Die Stadt Leipzig wird die Kampagne "Alle bleiben" unterstützen, so beschloss es der Stadtrat am 16. Mai. Bei dieser Kampagne geht es vor allem um das humanitäre Bleiberecht für langjährig in Deutschland geduldete Roma aus den Teilrepubliken des ehemaligen Jugoslawien. Bei solch einem Thema rings um menschliche Schicksale konnte sich der NPD-Stadtrat Klaus Ufer nicht zurückhalten und meldete sich prompt zu einem Redebeitrag (siehe Audio).

Vorab zum Hintergrund: Der Antrag selbst geht auf den Migrantenbeirat zurück. Dessen Vorsitzende, Medina Zuniga, erklärte in der Ratsversammlung das Anliegen. Aktuell seien rund 10.000 Roma in Deutschland von der Abschiebung bedroht, “viele der Betroffenen leben und arbeiten seit vielen Jahren in Deutschland. Ihre Kinder sind in Deutschland geboren. Sie leben hier als Teil unserer Gesellschaft. Nun sollen sie in ein Land zurückgeschickt werden, das für die meisten schon lange keine Heimat mehr ist und dessen Sprache die Kinder nie gelernt haben.”

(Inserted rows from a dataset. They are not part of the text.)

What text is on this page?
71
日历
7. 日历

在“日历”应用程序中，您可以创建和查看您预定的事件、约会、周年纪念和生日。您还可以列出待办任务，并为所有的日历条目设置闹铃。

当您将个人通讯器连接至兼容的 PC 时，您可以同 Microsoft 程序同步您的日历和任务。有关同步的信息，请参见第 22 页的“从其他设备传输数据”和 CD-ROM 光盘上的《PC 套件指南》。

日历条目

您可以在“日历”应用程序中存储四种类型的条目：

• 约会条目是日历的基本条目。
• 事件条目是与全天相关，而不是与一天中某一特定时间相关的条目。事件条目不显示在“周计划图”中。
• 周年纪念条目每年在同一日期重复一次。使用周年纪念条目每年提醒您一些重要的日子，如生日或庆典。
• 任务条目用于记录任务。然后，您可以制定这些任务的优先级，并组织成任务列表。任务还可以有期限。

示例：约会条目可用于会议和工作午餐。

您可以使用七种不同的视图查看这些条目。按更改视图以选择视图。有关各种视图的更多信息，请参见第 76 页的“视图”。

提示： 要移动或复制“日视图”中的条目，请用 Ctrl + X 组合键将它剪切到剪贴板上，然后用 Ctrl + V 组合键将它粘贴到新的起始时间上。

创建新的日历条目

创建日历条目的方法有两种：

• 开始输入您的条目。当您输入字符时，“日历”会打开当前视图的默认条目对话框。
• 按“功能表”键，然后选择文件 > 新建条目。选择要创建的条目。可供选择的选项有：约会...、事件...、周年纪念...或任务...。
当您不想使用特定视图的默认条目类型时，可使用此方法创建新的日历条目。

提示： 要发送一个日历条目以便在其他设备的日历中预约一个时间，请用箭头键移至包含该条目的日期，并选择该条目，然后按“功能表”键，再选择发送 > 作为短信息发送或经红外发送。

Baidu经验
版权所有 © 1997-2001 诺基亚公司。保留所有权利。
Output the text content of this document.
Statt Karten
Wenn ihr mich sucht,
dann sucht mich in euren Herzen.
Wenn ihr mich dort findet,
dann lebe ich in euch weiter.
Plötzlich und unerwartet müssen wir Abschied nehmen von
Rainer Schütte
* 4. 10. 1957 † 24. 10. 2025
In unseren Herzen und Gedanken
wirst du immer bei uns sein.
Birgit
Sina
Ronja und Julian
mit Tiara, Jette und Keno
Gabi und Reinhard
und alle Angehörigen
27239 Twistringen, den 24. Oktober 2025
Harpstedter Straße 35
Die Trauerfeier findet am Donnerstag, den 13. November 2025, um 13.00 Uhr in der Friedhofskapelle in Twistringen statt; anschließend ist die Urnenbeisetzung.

Die Verwaltung machte in ihrem Standpunkt deutlich, dass sie die Kampagne unterstützen möchte. Sie sieht “in Leipzig aber eher das Erfordernis einer Regelung für alle Betroffenen mit Kettenduldung”, da hier wenige Roma betroffen seien. Das begrüßte der Migrantenbeirat und übernahm den Verwaltungsstandpunkt. Und auch die Ratsmitglieder brachten mit Klopfen auf den Tischen zum Ausdruck, dass sie einen politischen Handlungsbedarf sehen.
Ansbert Maciejewski von der CDU konnte dem Antrag allerdings nicht zustimmen. Für ihn als Leipziger Stadtrat sei es schwierig, Menschenrechts- und außenpolitische Debatten zu führen, da man sich ja nicht im deutschen Bundestag befände. Zwei Dinge ärgerten ihn am Antrag ganz besonders. Zum einen fragte er sich, wie die nun beschlossene Selbstbindung zum konkreten Handeln aussehen solle: “Was bedeutet das für den Sachbearbeiter in der Ausländerbehörde? Ich denke, wir können so etwas nicht beschließen.”

Zum anderen sei im Antrag von Teilrepubliken des ehemaligen Jugoslawien die Rede, von Staaten wie Slowenien und Kroatien, die schon oder bald zur Europäischen Union gehören. Maciejewski fand,der Antrag sei nicht sonderlich durchdacht: “Gut gemeint ist das Gegenteil von gut gemacht, an diesem Antrag ganz speziell zu erkennen. Er ist handwerklich schlecht und mich ärgert auch ganz besonders, dass nicht einmal der Verwaltungsstandpunkt eine Qualitätsverbesserung dieses vielleicht berechtigten Anliegens hervorgebracht hat.”

Diese Meinungsäußerung muss man nicht teilen, aber sie bemühte sich immerhin um eine konstruktive Kritik zur Sache selbst. Im Gegensatz zu Klaus Ufers Redebeitrag, welchen er sichtlich bemüht vom Blatt ablas. Gleich nach dem ersten Satz ging ein Raunen durch den Ratssaal: “Allein der Titel der Kampagne, zu deren Unterstützung hier aufgerufen wird, ist eine Anmaßung und eine Zumutung für alle Bürgerinnen und Bürger, die noch denkfähig sind.” Einige Ratsmitglieder verließen, wie so oft bei Äußerungen der sogenannten “nicht-demokratischen Stadträte”, den Saal. Ufer hingegen legte unterdessen nach: gegen kirchliche Institutionen, die sich seit Langem für eine grundsätzliche Lösung im Bleiberecht einsetzen, gegen “eine Asylanten- und Überfremdungslobby”, die den deutschen Steuerzahler zur Kasse bäte.

Eine “Hasstirade” vom Feinsten, wie es Michael Burgkhardt, Vorsitzender der Bürgerfraktion, anschließend bezeichnete. Burgkhardt forderte den Oberbürgermeister auf, zukünftig solche Äußerungen in seiner Funktion als Sitzungsleiter zu unterbinden. Daraufhin bezichtigte Ufer den Bürgerfraktionsvorsitzenden als intolerant, voreingenommen wäre und gegen Andersdenkende agierend. Fassungslose Gesichter im Ratssaal. OBM Jung machte dann aber deutlich, dass zweifelsfrei klar sei, wer hier intolerant sei.